Enabling that discernment seems wise. This amendment’s phrasing takes it away from us. And those who say we won’t have to abide by the Constitution (i.e., the UMC Committee can choose not to enforce it on churches they deem to be in process) are not considering how our Constitution works. Legally, we have bound ourselves to honor our governing documents. If a church violates the Constitution, legally all agencies and committees of the denomination have to honor it. 

Second, do we actually think that after putting this issue into the Constitution we’ll just move back to the Great Commission? Some of the most strident voices in this discussion weren’t talking about the Great Commission before this came up, and I am not convinced they will be talking about it afterward. A spirit that delights in majoring on these kinds of things is a spirit that knows no satisfaction until it has cloven us into 100 factions. If we pass this amendment, this issue will likely just be replaced by the next one. Who knows what that one will be? The multi-site model? Closed communion? Extroverted women teaching in a mixed Monday evening Bible study? Women who head the HR department on a church staff?

Dr. Mohler acknowledged in his video statement that this likely won’t be the last issue that we deal with, which means there is good reason to assume that we’ll be doing this again in a couple of years, with some other amendment to Article 3, on some other issue. If we adopt this amendment strategy, it will become the new norm. How many constitutional amendments are we in for? Where will it end? If so, what’s our BOD for?

My fear is that one day we’re going to wake up realizing we never talk about the Great Commission anymore.

Think with me for a moment: Do you really think the denomination of the last couple of years is the kind that will complete the Great Commission and see revival come to America? 

Some have said, “Well, this is not how I would have wanted to address this issue, but since it’s come up, we can’t vote this amendment down because it would be signifying to everyone we’re not really against homosexuality.”

I would suggest that this is not a wise way to think. If I’m out grocery shopping and some guy walks up and says, “If you’re a real man, you’ll fight me right here,” I don’t have to oblige him. I would say to such a man, “I am indeed a real man, and I don’t have to fight you here to prove it. But come to my house and threaten one of my family, and you’ll see just how much of a real man I am.” 

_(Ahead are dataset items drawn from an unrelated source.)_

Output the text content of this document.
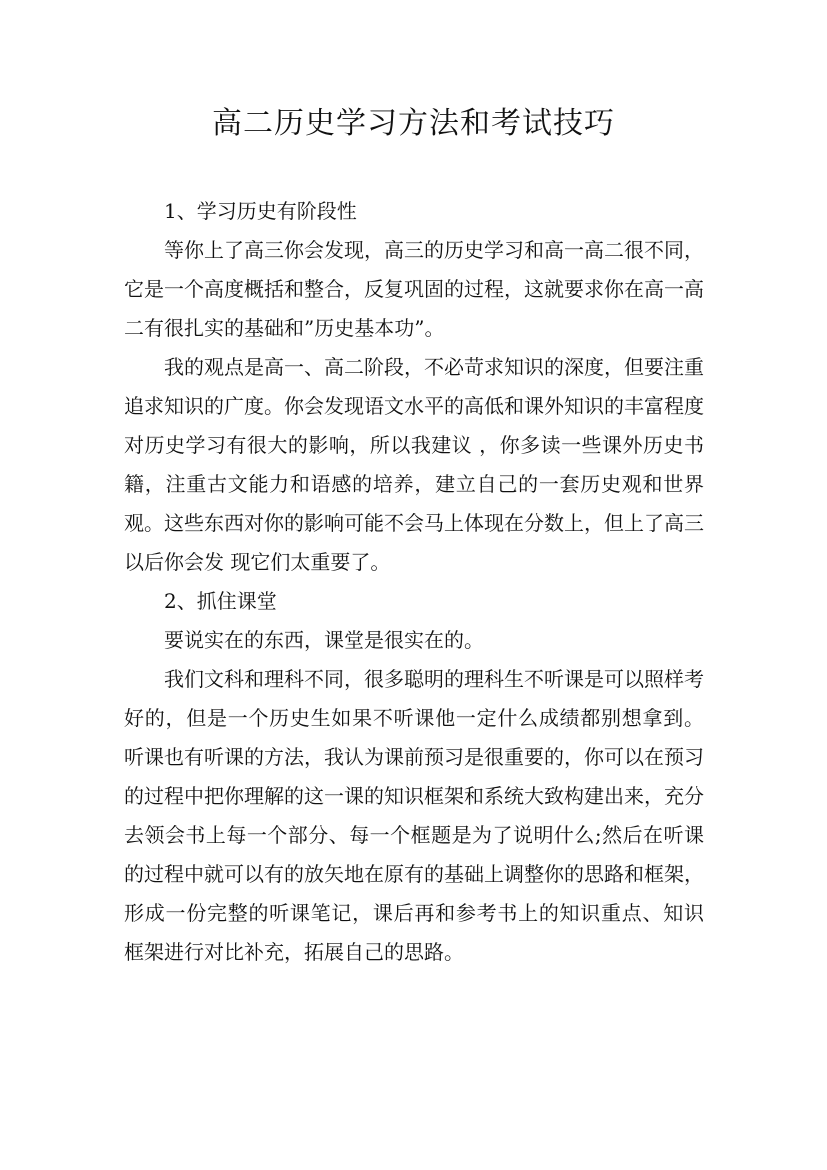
高二历史学习方法和考试技巧

1、学习历史有阶段性

等你上了高三你会发现，高三的历史学习和高一高二很不同，它是一个高度概括和整合，反复巩固的过程，这就要求你在高一高二有很扎实的基础和”历史基本功”。

我的观点是高一、高二阶段，不必苛求知识的深度，但要注重追求知识的广度。你会发现语文水平的高低和课外知识的丰富程度对历史学习有很大的影响，所以我建议 ，你多读一些课外历史书籍，注重古文能力和语感的培养，建立自己的一套历史观和世界观。这些东西对你的影响可能不会马上体现在分数上，但上了高三以后你会发 现它们太重要了。

2、抓住课堂

要说实在的东西，课堂是很实在的。

我们文科和理科不同，很多聪明的理科生不听课是可以照样考好的，但是一个历史生如果不听课他一定什么成绩都别想拿到。 听课也有听课的方法，我认为课前预习是很重要的，你可以在预习的过程中把你理解的这一课的知识框架和系统大致构建出来，充分去领会书上每一个部分、每一个框题是为了说明什么;然后在听课的过程中就可以有的放矢地在原有的基础上调整你的思路和框架，形成一份完整的听课笔记，课后再和参考书上的知识重点、知识 框架进行对比补充，拓展自己的思路。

I don’t have to pass a constitutional amendment just to prove I’m against homosexuality. Come look at our church. Look at our marriages. Listen to our teaching. Observe our team in action. I’m not going to acquiesce to some made-up standard just because someone declared it to be so. I’ve been crystal clear on the sin of homosexuality and will continue to be. I don’t have to jump through some hoop to prove it, and neither do you.

In short, I remain convictionally opposed to this amendment, not because of its content but because of its attempt to undermine our historic principles of cooperation. It overturns a system that works. I don’t oppose the Gay Amendment because I’m a closet moderate or soft on theological issues.

I am concerned that the missional, cooperative balance that has characterized our denomination since the Conservative Resurgence is about to be overturned. History matters. As G. K. Chesterton said, we should inherit the traditions of our past with reverence and respect, even as we continually re-examine them in light of our current situations.

I don’t think our system is broken. I don’t believe that our institutions are led by a bunch of closet spineless moderates. I want the United Methodist to get back to doing what we have always done at our best—reaching this nation and reaching the world.